Um espetáculo poético e cruel e cheio de humor

Nada é linear. O resumo pode ser assim: Luis Antônio nasceu em Santos/SP, em 1953. Primogênito de uma família de seis filhos. Viúvo, o pai se casa novamente, com uma mulher que tem três garotas. No Brasil, a ditadura militar fazia barbaridades com as pessoas, desde mortes e desaparecimentos até torturas. A tortura também ocorre na casa e Luis Antônio é quem mais sofre com os espancamentos do pai. O irmão Bolinho foi abusado por Bolota na infância. O clima na casa é sempre tenso. Quando o personagem que dá nome à peça resolve ir embora, gera um quase inconfessável alívio por parte de todos.

Ganhou as ruas. Prostituiu-se. Aplicou silicone. Já travestido de Gabriela, segue para Bilbao, na Espanha. Faz show. Vira estrela. Vítima da Aids e dependente de várias drogas, Gabriela morre em 2006, aos 53 anos.

Espetáculo da Companhia Munguzá de Teatro

Espetáculo da Companhia Munguzá de Teatro

Foram muitos anos, 20 talvez mais, para esse acerto de contas afetivo de Bolinho com Bolota. O protagonista é defendido com maestria pelo ator Marcos Felipe, e o irmão da figura central, por Verônica Gentilin. Ela inclusive assina o texto da montagem da Cia. Mungunzá de Teatro com Baskerville. Além deles, estão em cena Lucas Beda, Sandra Modesto, Day Porto e Virgínia Iglesias formando um grande time. Esse espírito coletivo de grupo permite uma confiabilidade, uma solidariedade entre seus integrantes, que faz a diferença.

A entrega é tão grande que os atores aprenderam a tocar instrumentos para a executar a trilha de Gustavo Sarzi. O elenco hipnotiza a plateia com sua atuação e manipula efeitos simples e eficazes, muitos feitos às vistas do público, como acender e apagar de lâmpadas, a cobertura dessas luzes com panos vermelhos, a filmagem e a troca de roupas.

O cenário aparentemente é caótico, são muitos objetos que apontam para significados e ressignificações. Um quebra-cabeça intrigante. No telão, além do que ocorre no palco são projetados imagens da infância e documentos da família. E tem até uma reunião entre o grupo teatral em que só aparece o diretor.

As telas do artista plástico Thiago Hattner “caem” do teto, na cena em que Gabriela e a irmã  visitam o Museu Guggenheim de Bilbao.

 É uma das muitas pequenas surpresas do espetáculo.

A barra era pesada naqueles anos e Luis Antônio pagou um preço alto por exercer sua liberdade, com a solidão, a distância (talvez a palavra mais certa seja rejeição) da família.

Virgínia Iglesias, atriz e produtora da Cia Mungunzá de Teatro

Virgínia Iglesias, atriz e produtora da Cia Mungunzá de Teatro

O mundo anda meio virado. É uma contradição. A palavra diversidade é falada com orgulho, os temas já não são tabus (no discurso), mas assumir a homossexualidade e exigir direitos de cidadão são batalhas ainda grandes, com o avanço de intolerância e de fundamentalismos de todas as ordens.
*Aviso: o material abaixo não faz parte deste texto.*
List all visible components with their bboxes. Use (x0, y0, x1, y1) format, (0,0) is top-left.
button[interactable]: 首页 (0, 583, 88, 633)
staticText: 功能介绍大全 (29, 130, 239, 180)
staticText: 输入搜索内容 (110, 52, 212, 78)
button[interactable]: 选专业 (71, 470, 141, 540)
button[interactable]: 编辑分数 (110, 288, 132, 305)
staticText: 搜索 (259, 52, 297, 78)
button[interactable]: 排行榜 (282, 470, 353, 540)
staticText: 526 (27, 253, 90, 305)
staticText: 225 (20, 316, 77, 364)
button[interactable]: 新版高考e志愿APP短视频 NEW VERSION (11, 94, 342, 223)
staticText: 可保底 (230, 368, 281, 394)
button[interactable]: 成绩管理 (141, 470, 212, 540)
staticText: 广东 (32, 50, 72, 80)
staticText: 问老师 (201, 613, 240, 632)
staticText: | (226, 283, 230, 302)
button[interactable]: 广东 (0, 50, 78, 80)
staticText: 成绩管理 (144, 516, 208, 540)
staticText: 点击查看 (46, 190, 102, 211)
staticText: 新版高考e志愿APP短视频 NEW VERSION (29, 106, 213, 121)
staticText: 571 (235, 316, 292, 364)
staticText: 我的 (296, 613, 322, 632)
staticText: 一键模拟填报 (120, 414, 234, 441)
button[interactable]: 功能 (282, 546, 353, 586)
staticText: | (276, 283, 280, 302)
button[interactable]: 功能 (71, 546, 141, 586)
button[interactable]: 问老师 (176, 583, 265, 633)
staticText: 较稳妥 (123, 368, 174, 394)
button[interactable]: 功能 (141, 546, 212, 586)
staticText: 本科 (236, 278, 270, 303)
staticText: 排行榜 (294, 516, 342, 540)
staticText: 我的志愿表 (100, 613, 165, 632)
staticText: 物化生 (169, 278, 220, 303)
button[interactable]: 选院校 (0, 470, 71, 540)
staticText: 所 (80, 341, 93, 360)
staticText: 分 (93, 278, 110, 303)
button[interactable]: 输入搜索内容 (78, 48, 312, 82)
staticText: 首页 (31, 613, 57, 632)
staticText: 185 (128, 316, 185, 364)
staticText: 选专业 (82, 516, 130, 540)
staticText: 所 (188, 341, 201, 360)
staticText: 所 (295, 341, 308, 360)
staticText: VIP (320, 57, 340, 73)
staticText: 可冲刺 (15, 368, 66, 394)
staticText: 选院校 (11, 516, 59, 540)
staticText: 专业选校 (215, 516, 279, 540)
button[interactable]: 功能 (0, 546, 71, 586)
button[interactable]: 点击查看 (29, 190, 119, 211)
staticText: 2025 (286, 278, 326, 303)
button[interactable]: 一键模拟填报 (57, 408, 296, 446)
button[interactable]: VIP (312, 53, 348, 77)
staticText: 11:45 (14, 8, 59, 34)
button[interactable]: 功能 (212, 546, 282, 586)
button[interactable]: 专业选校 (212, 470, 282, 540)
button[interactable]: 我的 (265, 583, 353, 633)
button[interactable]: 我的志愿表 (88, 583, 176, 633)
Gabriela morre. Mas isso não é motivo para autopiedade. A ironia, o sarcasmo, a crueldade, o humor estão lá, quando o protagonista diz “No Céu é tudo alma” e convida os habitantes do paraíso a praticar sexo.

O elenco canta Your Song do Elton John no final fechando o ritual de nascimento, vida e morte. Um espetáculo do poético ao cruel, com as erupções de vulcões pela estrada da existência.